Dzięki innowacyjnemu leczeniu u części chorych można zatrzymać rozwój WZW D. To z kolei przekłada się na mniejszą liczbę pacjentów potrzebujących przeszczepu wątroby. Problem jednak stanowi rzadkość testowania.
- Wytyczne europejskie i amerykańskie jednoznacznie mówią, że każdy zakażony HBV musi mieć test na HDV. W Polsce to nie jest realizowane, jednak przyznaję, że do niedawna testowanie było trudne ze względu na brak szeroko dostępnych metod. Teraz testy na HDV można wykonać praktycznie w każdym laboratorium - zauważa ekspert.
Brak charakterystycznych dla WZW D objawów dodatkowo komplikuje wykrywanie choroby. Symptomy można uznać za niegroźne dolegliwości, gdyż infekcji HDV zwykle towarzyszy zmęczenie, osłabienie i ból w prawej okolicy podżebrowej.
- Typowym sygnałem wskazującym na infekcję HDV jest wysoki ALAT, szczególnie jeśli rośnie, pomimo leczenia WZW B. Trzeba działać ekspresowo, gdyż to bardzo szybko postępująca choroba wątroby - apeluje lekarz.
Profilaktyka to podstawa
Choć nie istnieje szczepionka przeciwko HDV, najlepszą ochroną pozostaje szczepienie przeciw HBV. Bez wirusa B zakażenie typu D nie jest możliwe.

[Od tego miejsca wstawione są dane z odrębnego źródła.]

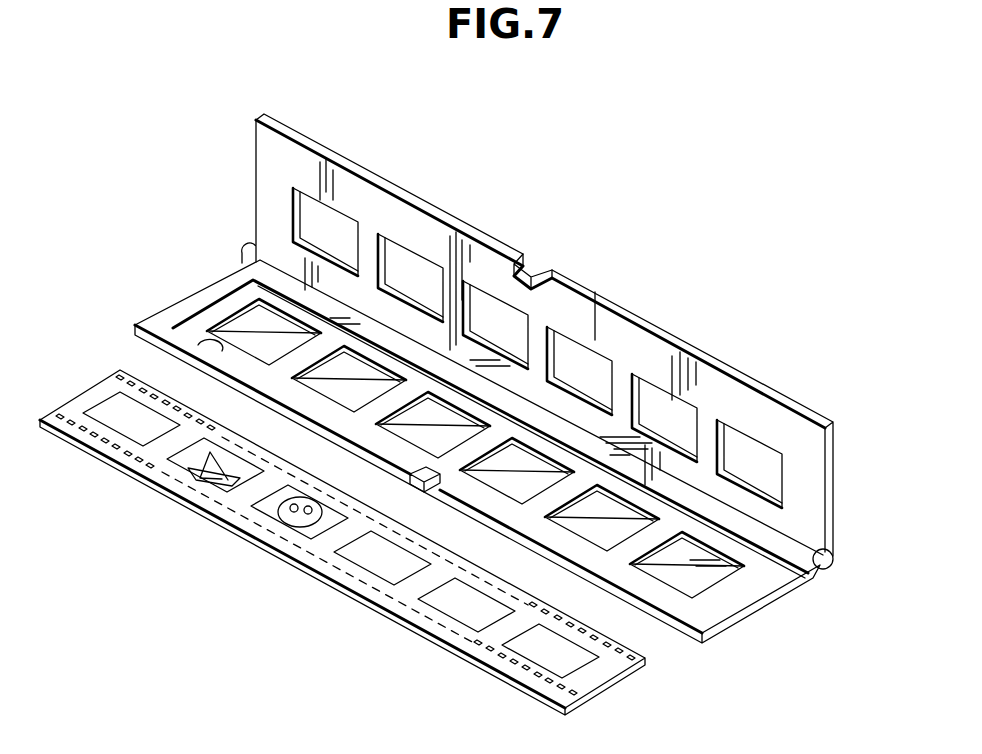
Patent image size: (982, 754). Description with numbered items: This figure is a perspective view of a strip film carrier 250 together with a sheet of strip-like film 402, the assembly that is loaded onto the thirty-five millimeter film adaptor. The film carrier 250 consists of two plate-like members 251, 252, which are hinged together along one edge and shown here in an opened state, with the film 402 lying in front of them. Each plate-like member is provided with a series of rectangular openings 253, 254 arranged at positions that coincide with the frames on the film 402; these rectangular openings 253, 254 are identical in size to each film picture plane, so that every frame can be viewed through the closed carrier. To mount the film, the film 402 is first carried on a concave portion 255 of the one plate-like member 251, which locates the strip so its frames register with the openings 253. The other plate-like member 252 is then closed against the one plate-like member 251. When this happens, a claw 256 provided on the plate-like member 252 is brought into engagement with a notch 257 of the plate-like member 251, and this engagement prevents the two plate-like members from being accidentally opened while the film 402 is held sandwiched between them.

The strip film carrier 250 is at (450, 401).
The plate-like member 251 is at (442, 442).
The plate-like member 252 is at (496, 339).
The rectangular openings 253 is at (245, 323).
The rectangular openings 254 is at (331, 209).
The concave portion 255 is at (220, 347).
The claw 256 is at (531, 272).
The notch 257 is at (427, 488).
The strip-like film 402 is at (265, 541).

- Choć w Polsce tego wirusa (HDV) jest mało, ale są kraje, w których jest bardzo powszechny. To między innymi kraje Ameryki Południowej, szczególnie Brazylia, USA, kraje basenu Morza Śródziemnego, głównie Turcja, Grecja i Egipt - ostrzega hepatolog.
Szczepienie niemowląt przeciwko HBV jest obowiązkowe od 1994 roku, a odporność u większości osób utrzymuje się przez dekady, a często do końca życia. Jednak osoby urodzone wcześniej powinny rozważyć szczepienie, szczególnie jeśli są w grupie ryzyka.
- Pacjenci z HDV są jednymi z najtrudniejszych do leczenia i stanowią wyzwanie nawet dla doświadczonych hepatologów. Wymagają podwójnego leczenia, więc rosną możliwe powikłania, często też występują inne choroby. Niestety, są też najgorzej rokującymi - podsumowuje prof. Jaroszewicz.
Dominika Najda, dziennikarka Wirtualnej Polski
Źródła
- IARC
- WHO
Treści w naszych serwisach służą celom informacyjno-edukacyjnym i nie zastępują konsultacji lekarskiej. Przed podjęciem decyzji zdrowotnych skonsultuj się ze specjalistą.